The sea at Evelyn Bay washes over the Survivors, the rising and falling tide measured against the bronze bodies commemorating those who survived the long ago wreck of the Mary Minerva. They were designed to be permanently visible from the cliff and sea, and tall enough to never be fully submerged. But Kieran is haunted by the day twelve years ago when the Survivors were gone, the day two men drowned and a young girl disappeared. He’s not the only one.
Kieran has returned to his hometown, a small coastal community built on fishing and forestry that now relies on a brief influx of summer visitors. With his partner Mia, a fellow child of Evelyn Bay, and their infant daughter Audrey, he has returned to help his mother pack up his childhood home so that his increasingly confused father can move into aged care.
Kieran and Mia have barely begun to reconnect with family and old friends when a young woman is found dead on the beach.
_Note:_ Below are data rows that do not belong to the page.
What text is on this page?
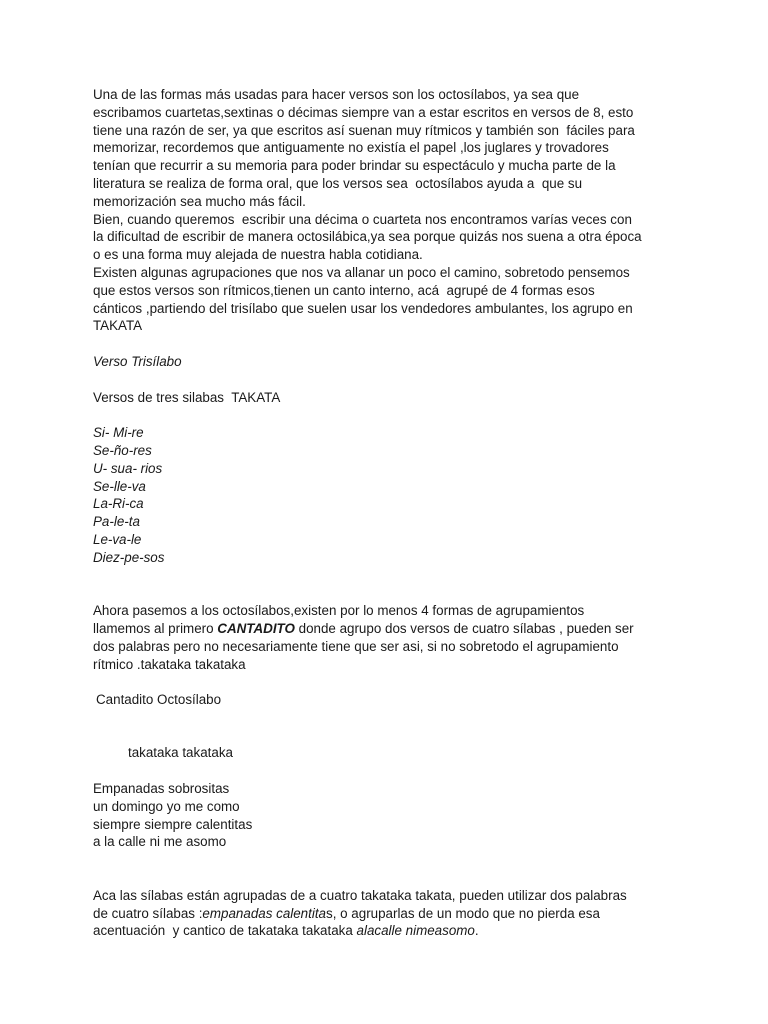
Una de las formas más usadas para hacer versos son los octosílabos, ya sea que
escribamos cuartetas,sextinas o décimas siempre van a estar escritos en versos de 8, esto
tiene una razón de ser, ya que escritos así suenan muy rítmicos y también son  fáciles para
memorizar, recordemos que antiguamente no existía el papel ,los juglares y trovadores
tenían que recurrir a su memoria para poder brindar su espectáculo y mucha parte de la
literatura se realiza de forma oral, que los versos sea  octosílabos ayuda a  que su
memorización sea mucho más fácil.
Bien, cuando queremos  escribir una décima o cuarteta nos encontramos varías veces con
la dificultad de escribir de manera octosilábica,ya sea porque quizás nos suena a otra época
o es una forma muy alejada de nuestra habla cotidiana.
Existen algunas agrupaciones que nos va allanar un poco el camino, sobretodo pensemos
que estos versos son rítmicos,tienen un canto interno, acá  agrupé de 4 formas esos
cánticos ,partiendo del trisílabo que suelen usar los vendedores ambulantes, los agrupo en
TAKATA
Verso Trisílabo
Versos de tres silabas  TAKATA
Si- Mi-re
Se-ño-res
U- sua- rios
Se-lle-va
La-Ri-ca
Pa-le-ta
Le-va-le
Diez-pe-sos
Ahora pasemos a los octosílabos,existen por lo menos 4 formas de agrupamientos
llamemos al primero CANTADITO donde agrupo dos versos de cuatro sílabas , pueden ser
dos palabras pero no necesariamente tiene que ser asi, si no sobretodo el agrupamiento
rítmico .takataka takataka
Cantadito Octosílabo
takataka takataka
Empanadas sobrositas
un domingo yo me como
siempre siempre calentitas
a la calle ni me asomo
Aca las sílabas están agrupadas de a cuatro takataka takata, pueden utilizar dos palabras
de cuatro sílabas :empanadas calentitas, o agruparlas de un modo que no pierda esa
acentuación  y cantico de takataka takataka alacalle nimeasomo.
As the police work in the background to uncover what happened to Bronte, Kieran makes his own discoveries about his past and what really matters to him.
I saved this book for my own journey back home to Tasmania, the location of the fictional town of Evelyn Bay, to help my own family deal with a father’s transition into aged care. Like Jane Harper’s other books, the sense of place was strong and Kieran’s voice rang true to me as a fellow survivor of insular small town life.
Recommended if you like a literary crime novel that is more about people than action.